If there is one thing I cannot fault it is the presentation. This title captures the essence of the show like no other video game has done. The Pirate Warriors series has always managed to bring the rich, vivid colour palette of the show to the screen, and that is once again true with the PlayStation 4 version, bringing One Piece’s lively cast in a lovely pencil cel-shading graphical style. Running at 1080p60fps, the third instalment looks sharp, if a little bland, thanks to texture detail not being great, probably due to this game also being on Sony’s PlayStation 3 and PlayStation Vita. The frame rate holds up for the most part, but when things get real hectic, often during kizuna attacks, then expect to see drops. This is more so in cooperative, where it feels the game is running a solid 30fps – that is until you perform Tony Tony Chopper’s musou attack and the frame rate goes to shit, dropping to single digits until the move is finished. On the audio side, this game sticks to a Japanese audio track, which has been the standard for this series, but once again means that I did occasional miss a bunch of text that cropped up during times where action was at its peak.
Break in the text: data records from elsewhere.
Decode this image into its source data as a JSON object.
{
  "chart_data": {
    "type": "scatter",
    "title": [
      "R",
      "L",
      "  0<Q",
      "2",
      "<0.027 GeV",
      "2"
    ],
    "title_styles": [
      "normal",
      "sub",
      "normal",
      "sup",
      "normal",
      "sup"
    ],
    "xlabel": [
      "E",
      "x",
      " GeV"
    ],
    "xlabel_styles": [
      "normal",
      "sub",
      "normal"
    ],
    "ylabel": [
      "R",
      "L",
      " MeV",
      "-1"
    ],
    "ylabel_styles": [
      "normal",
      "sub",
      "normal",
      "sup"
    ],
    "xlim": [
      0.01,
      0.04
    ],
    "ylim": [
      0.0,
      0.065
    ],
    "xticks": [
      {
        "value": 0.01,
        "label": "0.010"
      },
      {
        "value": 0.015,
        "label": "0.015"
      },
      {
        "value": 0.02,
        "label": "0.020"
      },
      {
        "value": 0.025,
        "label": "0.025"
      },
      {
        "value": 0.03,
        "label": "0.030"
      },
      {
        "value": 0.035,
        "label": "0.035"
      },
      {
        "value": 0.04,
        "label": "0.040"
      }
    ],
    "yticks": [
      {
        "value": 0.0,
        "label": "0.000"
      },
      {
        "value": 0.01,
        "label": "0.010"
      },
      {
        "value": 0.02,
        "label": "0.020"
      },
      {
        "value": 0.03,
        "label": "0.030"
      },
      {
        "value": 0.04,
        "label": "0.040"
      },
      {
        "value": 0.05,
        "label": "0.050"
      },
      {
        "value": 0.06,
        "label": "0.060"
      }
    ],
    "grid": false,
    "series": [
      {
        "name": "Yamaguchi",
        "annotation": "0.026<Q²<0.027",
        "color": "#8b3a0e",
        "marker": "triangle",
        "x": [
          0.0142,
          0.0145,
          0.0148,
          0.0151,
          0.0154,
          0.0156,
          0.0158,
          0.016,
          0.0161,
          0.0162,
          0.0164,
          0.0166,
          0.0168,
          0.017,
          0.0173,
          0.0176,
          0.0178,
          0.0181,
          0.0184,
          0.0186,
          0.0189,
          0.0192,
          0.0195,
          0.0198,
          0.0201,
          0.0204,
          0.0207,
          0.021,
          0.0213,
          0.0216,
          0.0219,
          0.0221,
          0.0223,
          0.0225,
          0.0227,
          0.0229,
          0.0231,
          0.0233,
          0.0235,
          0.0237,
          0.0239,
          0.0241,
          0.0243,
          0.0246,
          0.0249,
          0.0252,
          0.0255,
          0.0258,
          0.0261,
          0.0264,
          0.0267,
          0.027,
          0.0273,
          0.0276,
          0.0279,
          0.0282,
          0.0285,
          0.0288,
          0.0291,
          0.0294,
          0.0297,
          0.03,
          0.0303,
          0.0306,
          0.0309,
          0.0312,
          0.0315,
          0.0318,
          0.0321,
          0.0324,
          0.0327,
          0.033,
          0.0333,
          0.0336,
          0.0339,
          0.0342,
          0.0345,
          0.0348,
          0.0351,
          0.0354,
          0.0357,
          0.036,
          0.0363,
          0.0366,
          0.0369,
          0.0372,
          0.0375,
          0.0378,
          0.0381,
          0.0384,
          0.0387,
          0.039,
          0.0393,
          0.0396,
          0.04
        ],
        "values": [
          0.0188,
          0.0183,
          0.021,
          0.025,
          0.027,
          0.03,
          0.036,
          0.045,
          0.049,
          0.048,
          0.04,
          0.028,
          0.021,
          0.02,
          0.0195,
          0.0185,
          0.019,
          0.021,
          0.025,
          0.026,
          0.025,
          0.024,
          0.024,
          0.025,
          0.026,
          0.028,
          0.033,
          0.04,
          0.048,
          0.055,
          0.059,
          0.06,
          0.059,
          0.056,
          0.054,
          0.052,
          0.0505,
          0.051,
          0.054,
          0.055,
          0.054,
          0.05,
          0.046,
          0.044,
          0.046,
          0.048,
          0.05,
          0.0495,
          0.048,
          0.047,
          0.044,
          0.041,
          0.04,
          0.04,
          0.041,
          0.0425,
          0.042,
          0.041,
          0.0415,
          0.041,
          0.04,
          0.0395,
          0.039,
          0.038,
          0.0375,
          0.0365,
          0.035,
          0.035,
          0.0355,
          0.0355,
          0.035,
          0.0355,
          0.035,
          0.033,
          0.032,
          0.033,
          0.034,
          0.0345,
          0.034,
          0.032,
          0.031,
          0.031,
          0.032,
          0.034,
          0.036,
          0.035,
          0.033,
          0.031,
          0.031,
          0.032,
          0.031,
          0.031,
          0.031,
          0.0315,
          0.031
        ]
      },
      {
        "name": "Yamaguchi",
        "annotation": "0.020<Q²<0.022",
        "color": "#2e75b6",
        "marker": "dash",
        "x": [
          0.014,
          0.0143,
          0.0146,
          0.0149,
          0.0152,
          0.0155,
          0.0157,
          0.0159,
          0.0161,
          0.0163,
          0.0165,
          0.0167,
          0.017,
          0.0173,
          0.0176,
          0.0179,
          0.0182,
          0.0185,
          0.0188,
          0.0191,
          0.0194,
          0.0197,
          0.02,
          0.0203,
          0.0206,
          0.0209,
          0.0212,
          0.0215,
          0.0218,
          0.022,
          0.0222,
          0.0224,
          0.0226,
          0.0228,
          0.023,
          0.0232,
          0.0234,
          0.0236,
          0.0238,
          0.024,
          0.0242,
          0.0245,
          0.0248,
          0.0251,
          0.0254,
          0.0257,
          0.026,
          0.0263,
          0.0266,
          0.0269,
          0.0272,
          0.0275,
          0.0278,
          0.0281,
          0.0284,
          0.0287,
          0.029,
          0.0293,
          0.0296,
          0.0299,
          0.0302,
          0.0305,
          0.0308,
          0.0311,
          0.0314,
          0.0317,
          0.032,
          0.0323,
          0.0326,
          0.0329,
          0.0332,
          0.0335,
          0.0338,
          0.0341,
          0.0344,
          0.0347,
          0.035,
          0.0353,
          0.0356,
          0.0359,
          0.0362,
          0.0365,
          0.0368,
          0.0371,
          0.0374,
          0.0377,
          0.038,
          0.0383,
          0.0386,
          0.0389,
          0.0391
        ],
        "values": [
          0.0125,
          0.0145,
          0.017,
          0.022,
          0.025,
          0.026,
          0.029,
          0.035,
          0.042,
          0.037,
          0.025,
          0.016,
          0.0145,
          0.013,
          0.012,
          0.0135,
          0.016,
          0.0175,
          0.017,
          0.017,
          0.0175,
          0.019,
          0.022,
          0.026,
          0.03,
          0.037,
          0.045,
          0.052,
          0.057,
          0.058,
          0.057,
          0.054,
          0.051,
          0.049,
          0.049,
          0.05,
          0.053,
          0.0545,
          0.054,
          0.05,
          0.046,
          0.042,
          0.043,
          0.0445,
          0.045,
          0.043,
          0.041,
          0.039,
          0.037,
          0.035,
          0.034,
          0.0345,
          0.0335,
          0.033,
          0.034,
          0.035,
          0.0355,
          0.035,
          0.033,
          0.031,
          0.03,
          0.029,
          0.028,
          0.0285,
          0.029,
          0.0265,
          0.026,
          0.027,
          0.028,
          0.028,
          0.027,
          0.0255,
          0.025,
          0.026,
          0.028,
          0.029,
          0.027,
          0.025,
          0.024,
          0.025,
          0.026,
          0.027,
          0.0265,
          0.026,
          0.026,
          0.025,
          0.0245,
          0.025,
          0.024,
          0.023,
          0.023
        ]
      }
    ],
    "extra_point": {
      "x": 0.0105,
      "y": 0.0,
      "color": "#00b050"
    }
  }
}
Fans of Omega Force are getting spoilt with choice as more and more licenses are blended with their signature gameplay – it’s pretty much become its own subgenre inside the action category. When it comes to the quality of One Piece: Pirate Warriors 3, it does not take the crown for best Warriors title, I still believe that goes to Samurai Warriors 4. However, what it does bring is the best representation of One Piece to a video game, while giving fans the chance to get caught in all of Luffy’s mad adventures in a fun and solid, if uninspiring, Warriors game aimed to depict the madness that comes with taking down hundreds of enemies with unique characters.